A Gender Rights Activist working with the tribal and marginalized communities in india, Srilekha is a PhD scholar working on understanding body and sexuality among tribal girls, to fill the gaps in research around indigenous women and their stories. Srilekha has worked extensively at the grassroots level with community based organisations, through several advocacy initiatives around Gender, Mental Health, Menstrual Hygiene and Sexual and Reproductive Health Rights (SRHR) for the indigenous in Jharkhand, over the last 6 years.

Srilekha has also contributed to sustainable livelihood projects and legal aid programs for survivors of sex trafficking. She has been conducting research based programs on maternal health, mental health, gender based violence, sex and sexuality. Her interest lies in conducting workshops for young people on life skills, feminism, gender and sexuality, trauma, resilience and interpersonal relationships.

A Guwahati-based college student pursuing her Masters in Tata Institute of Social Sciences, Bidisha started the #BleedwithDignity campaign on the technology platform Change.org, demanding that the Government of Assam install
biodegradable sanitary pad vending machines in all government schools across the state. Her petition on Change.org has already gathered support from over 90000 people and continues to grow.

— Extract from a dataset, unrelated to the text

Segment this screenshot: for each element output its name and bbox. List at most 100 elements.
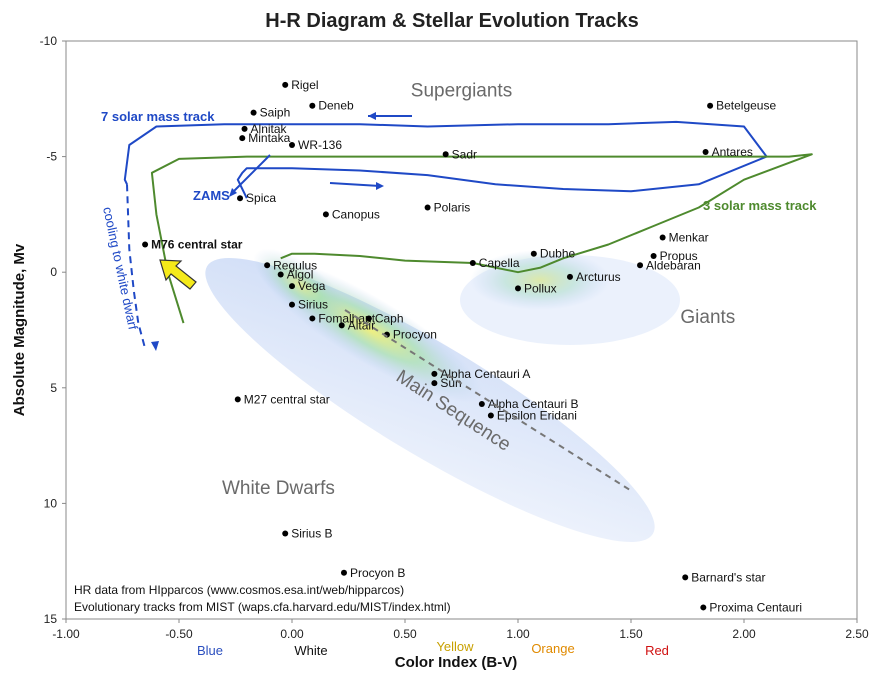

Bidisha was selected in Change.org’s flagship program ‘She Creates Change’ having run successful online advocacy
campaigns, which were widely recognised. Through the #BleedwithDignity campaign; she organised and celebrated World Menstrual Hygiene Day, 2019 in Guwahati, Assam by hosting a wall mural by collaborating with local organisations. The initiative was widely covered by national and local media, and the mural was later inaugurated by the event’s chief guest Commissioner of Guwahati Municipal Corporation (GMC) Debeswar Malakar, IAS.